傷跡
ふとしたきっかけであったが、会議中にあるヤツの発言が俺の琴線に触れた。
俺に直接関係はなかったのだが、許しがたい発言であったがために、久々に声を荒げてしまった・・・。
会議終了後、タバコを吸いながら昔を思い出した。
俺はガキの頃、つるんでいたヤツらがいわゆる不良少年ばかりだった。
あるヤツは暴走族の集会に参加することが楽しみで、またあるヤツはシンナーばっかり吸っていた。

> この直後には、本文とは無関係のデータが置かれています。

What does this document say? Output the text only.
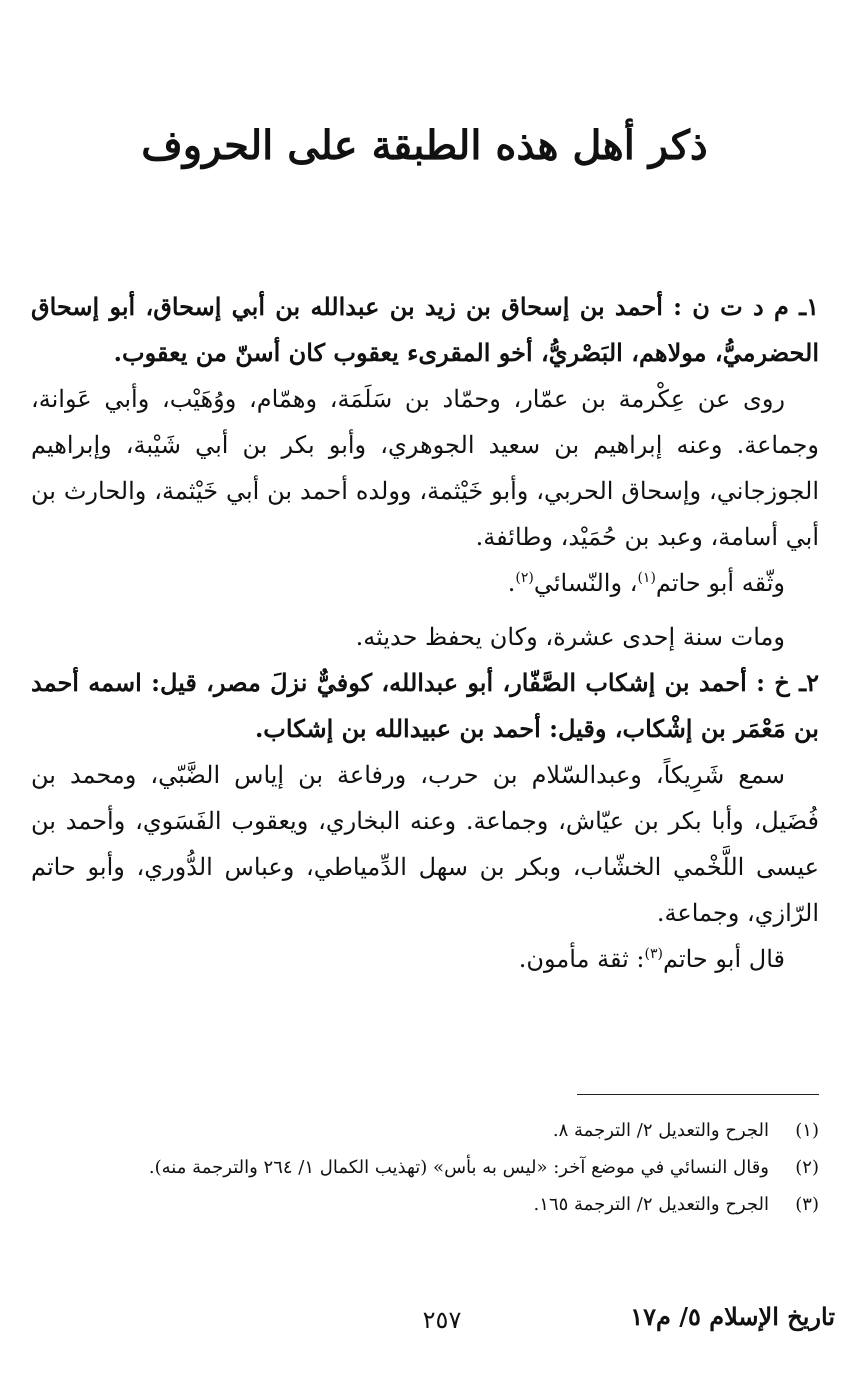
ذكر أهل هذه الطبقة على الحروف

١ـ م د ت ن : أحمد بن إسحاق بن زيد بن عبدالله بن أبي إسحاق، أبو إسحاق الحضرميُّ، مولاهم، البَصْريُّ، أخو المقرىء يعقوب كان أسنّ من يعقوب.

روى عن عِكْرمة بن عمّار، وحمّاد بن سَلَمَة، وهمّام، ووُهَيْب، وأبي عَوانة، وجماعة. وعنه إبراهيم بن سعيد الجوهري، وأبو بكر بن أبي شَيْبة، وإبراهيم الجوزجاني، وإسحاق الحربي، وأبو خَيْثمة، وولده أحمد بن أبي خَيْثمة، والحارث بن أبي أسامة، وعبد بن حُمَيْد، وطائفة.

وثّقه أبو حاتم$^{(١)}$، والنّسائي$^{(٢)}$.

ومات سنة إحدى عشرة، وكان يحفظ حديثه.

٢ـ خ : أحمد بن إشكاب الصَّفّار، أبو عبدالله، كوفيٌّ نزلَ مصر، قيل: اسمه أحمد بن مَعْمَر بن إشْكاب، وقيل: أحمد بن عبيدالله بن إشكاب.

سمع شَرِيكاً، وعبدالسّلام بن حرب، ورفاعة بن إياس الضَّبّي، ومحمد بن فُضَيل، وأبا بكر بن عيّاش، وجماعة. وعنه البخاري، ويعقوب الفَسَوي، وأحمد بن عيسى اللَّخْمي الخشّاب، وبكر بن سهل الدِّمياطي، وعباس الدُّوري، وأبو حاتم الرّازي، وجماعة.

قال أبو حاتم$^{(٣)}$: ثقة مأمون.

(١)
الجرح والتعديل ٢/ الترجمة ٨.
(٢)
وقال النسائي في موضع آخر: «ليس به بأس» (تهذيب الكمال ١/ ٢٦٤ والترجمة منه).
(٣)
الجرح والتعديل ٢/ الترجمة ١٦٥.
تاريخ الإسلام ٥/ م١٧
٢٥٧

俺はヤツらに必要以上は近づかないようにしていたつもりだったが、周りから見れば大差はなかったらしく、やはり不良とかチンピラと陰口を叩かれていた。
だが、そんな当時の俺にも守っていたことはあって、それが約束であったり、仲間たちであった。
自分がそれらを大切にしていたがために、それらを犯すヤツらを許せなく、喧嘩になるのはたいていそれが理由だった。
今日の琴線に触れた一言もまさにそれであり、年をとっても人間には変われない部分があり、俺は今だに田舎の不良少年の感覚なんだと、自分のことながら少し笑ってしまった。
そんな馬鹿野郎だった当時の俺をこのままではいけないと気付かせてくれたのは、当時付き合っていた彼女だった。
彼女に笑っていて欲しくて、彼女を泣かせたくなくて、俺は不良グループから離れ、今も付き合いのある仲間たちとツルむようになっていった。
今の俺があるのは彼女と仲間たちのおかげなんだと改めて実感した。
ヤツらには辛い思いをたくさんさせてしまい、俺が勝手に傷ついていたこともあったっけ。
彼女と一緒に歌ったあの歌を口ずさみたくなった・・・。